Nur plötzliche Schwärze kann die kreisenden in Endlosschleifen verwirrenden Gedanken erlöschen. Bis der neue Tag beginnt, in dem ich mich wieder verliere. Ich brauche eine Sucht, um das hier auszuhalten. Eine Sucht muss ich mir zulegen. Welche Abhängigkeit kann die alten ablösen?



11:10 Uhr
Mein Therapeut hat gesagt, ich solle jetzt beginnen, Dinge aufzuschreiben. Da habe ich gesagt, dass ich das schon mache. Da war er stolz auf mich. Frau Haberlein, hat er gesagt, Sie sind auf einem guten Weg. Erst habe ich gar nicht verstanden, was er meinte.
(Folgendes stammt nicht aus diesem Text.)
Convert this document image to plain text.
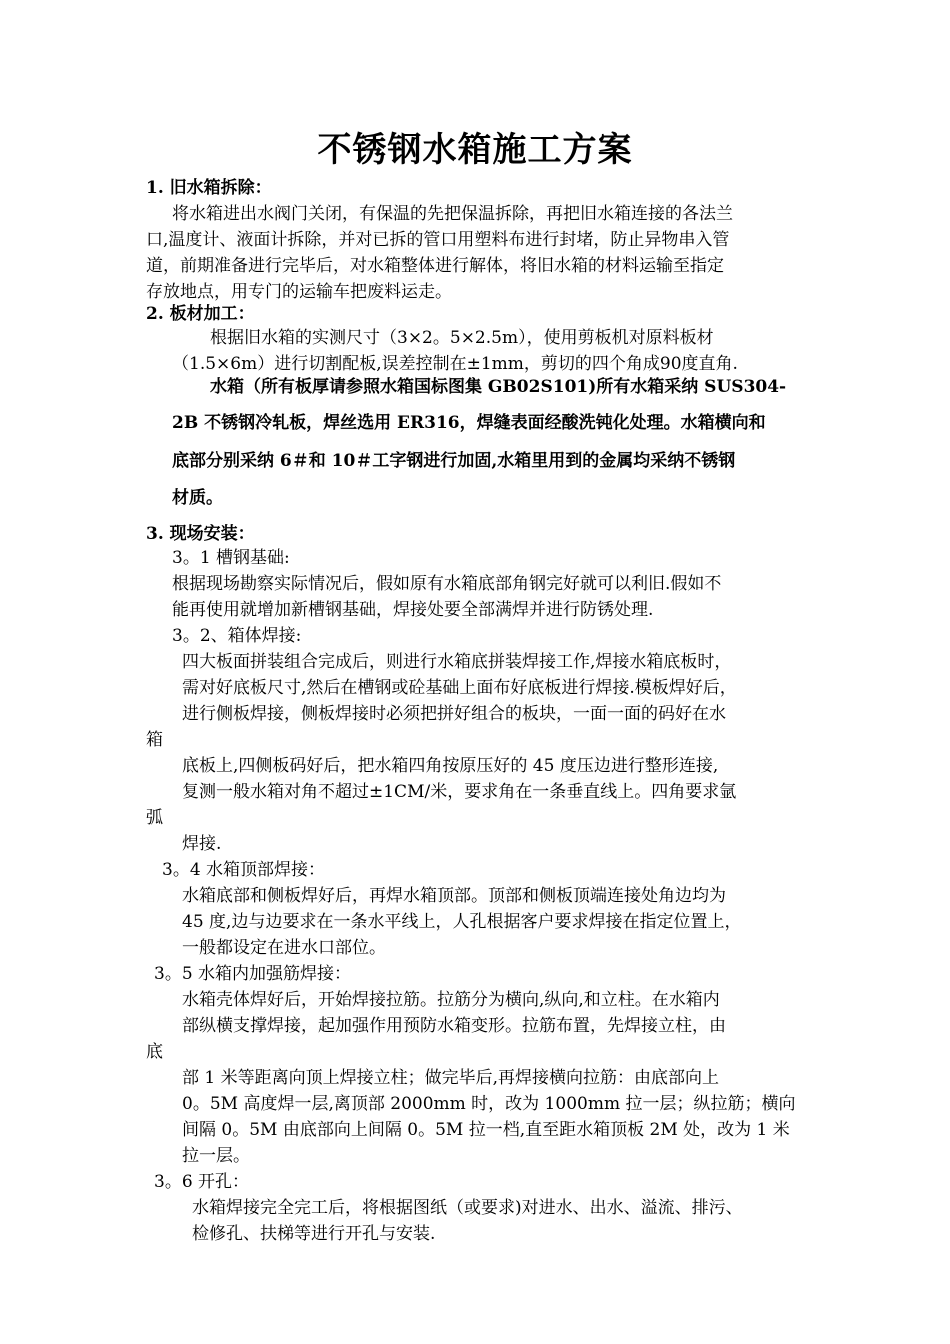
不锈钢水箱施工方案
1. 旧水箱拆除：
将水箱进出水阀门关闭，有保温的先把保温拆除，再把旧水箱连接的各法兰
口,温度计、液面计拆除，并对已拆的管口用塑料布进行封堵，防止异物串入管
道，前期准备进行完毕后，对水箱整体进行解体，将旧水箱的材料运输至指定
存放地点，用专门的运输车把废料运走。
2. 板材加工：
根据旧水箱的实测尺寸（3×2。5×2.5m），使用剪板机对原料板材
（1.5×6m）进行切割配板,误差控制在±1mm，剪切的四个角成90度直角.
水箱（所有板厚请参照水箱国标图集 GB02S101)所有水箱采纳 SUS304-
2B 不锈钢冷轧板，焊丝选用 ER316，焊缝表面经酸洗钝化处理。水箱横向和
底部分别采纳 6＃和 10＃工字钢进行加固,水箱里用到的金属均采纳不锈钢
材质。
3. 现场安装：
3。1 槽钢基础:
根据现场勘察实际情况后，假如原有水箱底部角钢完好就可以利旧.假如不
能再使用就增加新槽钢基础，焊接处要全部满焊并进行防锈处理.
3。2、箱体焊接:
四大板面拼装组合完成后，则进行水箱底拼装焊接工作,焊接水箱底板时，
需对好底板尺寸,然后在槽钢或砼基础上面布好底板进行焊接.模板焊好后，
进行侧板焊接，侧板焊接时必须把拼好组合的板块，一面一面的码好在水
箱
底板上,四侧板码好后，把水箱四角按原压好的 45 度压边进行整形连接,
复测一般水箱对角不超过±1CM/米，要求角在一条垂直线上。四角要求氩
弧
焊接.
3。4 水箱顶部焊接：
水箱底部和侧板焊好后，再焊水箱顶部。顶部和侧板顶端连接处角边均为
45 度,边与边要求在一条水平线上，人孔根据客户要求焊接在指定位置上，
一般都设定在进水口部位。
3。5 水箱内加强筋焊接：
水箱壳体焊好后，开始焊接拉筋。拉筋分为横向,纵向,和立柱。在水箱内
部纵横支撑焊接，起加强作用预防水箱变形。拉筋布置，先焊接立柱，由
底
部 1 米等距离向顶上焊接立柱；做完毕后,再焊接横向拉筋：由底部向上
0。5M 高度焊一层,离顶部 2000mm 时，改为 1000mm 拉一层；纵拉筋；横向
间隔 0。5M 由底部向上间隔 0。5M 拉一档,直至距水箱顶板 2M 处，改为 1 米
拉一层。
3。6 开孔：
水箱焊接完全完工后，将根据图纸（或要求)对进水、出水、溢流、排污、
检修孔、扶梯等进行开孔与安装.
Ich fand es absurd, dass er das jetzt so überbewertet und habe mich fast ein zu großes unverdientes Stück idealisiert gefühlt. Verrückt, idealisiert vom eigenen Therapeuten. Ich meine, sonst ist das doch immer anders herum. Aber er hat recht. Was er meinte war glaube ich viel mehr, dass ich immer mehr Dinge für mich als gut befinde, die er mir gar nicht mehr zu raten braucht. Dass ich mir selbst eine gute Mutter bin, also so im übertragenen Sinne. Wie das eben so ist, wenn man lernt, auf eigenen Beinen zu stehen. Mich eben gut um mich sorge mittlerweile. Und seine fürsorglichen Ratschläge gar nicht mehr so viel brauche.


11:39 Uhr
Ich glaube, sein lobender Satz bezog sich gar nicht so sehr auf die Tatsache, dass ich Dinge aufschreibe. Ich habe das nur so sehen wollen, so, als meinte er nur diese eine kleine Sache. Wenn ich so nachdenke, dann meinte er wohl mich im Ganzen. Dass es ab und zu kleine Fortschritte und diese immer etwas mehr und mehr gibt und geben wird.


14:13 Uhr
Was meinte Lara damit, dass sie es gesehen habe und an mich denken musste. Das habe ich sie gar nicht gefragt. Ich kann mir nicht vorstellen, wie man bei einem Tuschkasten, alt und benutzt, mit Farbflecken und Farbbröseln, wie man da an mich denken soll. Das ist doch kitschig und absurd. Total stumpfsinnig. Lara, du spinnst ja.


19:01 Uhr
Der Tag heute war ein guter. Mir ist klar geworden, dass viele meiner Verhaltensweisen sich wie feste Formeln durch meinen Alltag ziehen. Dass es vielleicht darum geht, diese Formeln mal aufzulockern.


19:32Uhr
In der Schule habe ich so oft nicht aufgepasst. Weiß nichts über Gleichungen und Auflösen der Gleichungen nach einem Faktor, über Formeln und deren Zusammensetzung, über Kräfte und ihr Gleichgewicht. Ich wünschte, ich wüsste nur ein bisschen von dem, was die andern wissen.


22:45 Uhr
Bin schon so müde heute Abend. Der Tag war voller Ereignisse. Mit meinen Eltern habe ich telefoniert und sie zu mir eingeladen. Silja, schon fast ein Jahr bist du jetzt in der Großstadt. Meine Mama klingt wehmütig. Auch stolz irgendwie. Und wie immer zu besorgt. Schon ein Jahr liegt es zurück, meine Große. Ja, habe ich gesagt, oder nur genickt, sodass sie es gar nicht sehen konnte. Weiß es schon nicht mehr.
Jetzt wohne ich hier schon seit einem Jahr.


23:19 Uhr
Viel zu spät ist es schon. Habe Lara von meiner Idee erzählt. Wir haben geschrieben. Dass ich die eine Sucht mit der anderen überdecken und Schritt für Schritt ersetzen könnte. Lara hat erst gar nicht geantwortet und ich war ziemlich enttäuscht. Bin wütend geworden. Habe aber nichts mehr geschrieben. Soll sie mich doch ignorieren und einfach liegenlassen.

23:24 Uhr
silja, entschuldige, ich war abgelenkt. der edv-polizist.
willst du mir nicht so langsam mal seinen namen verraten?, fragte ich gekränkt.
nein, nein, den mag ich selbst noch nicht verwenden. so ist es erst mal besser.
Dann schrieb sie weiter: silja, ja, ich halte das für eine gute idee.
Was denn? was denn?!
na was du gesagt hast. das mit der sucht. schritt für schritt, überdecken, ersetzen, neu formen vielleicht. du könntest dich mal mehr dem leben widmen, meine ich. draufzugehen und dich trauen. unersättlich nach dem Leben werden sollst du, meine liebste silja. das stünde dir richtig gut.
Lebensdurst.
du troll du, schreibe ich.
ja wirklich, schreibt sie zurück. ich meine das auch so.
so, stünde mir das?, schreibe ich wieder.

ja, besser als dieses blaue viel zu große kleid, was du da letztens anhattest. lass uns mal wieder zusammen auf den flohmarkt gehen.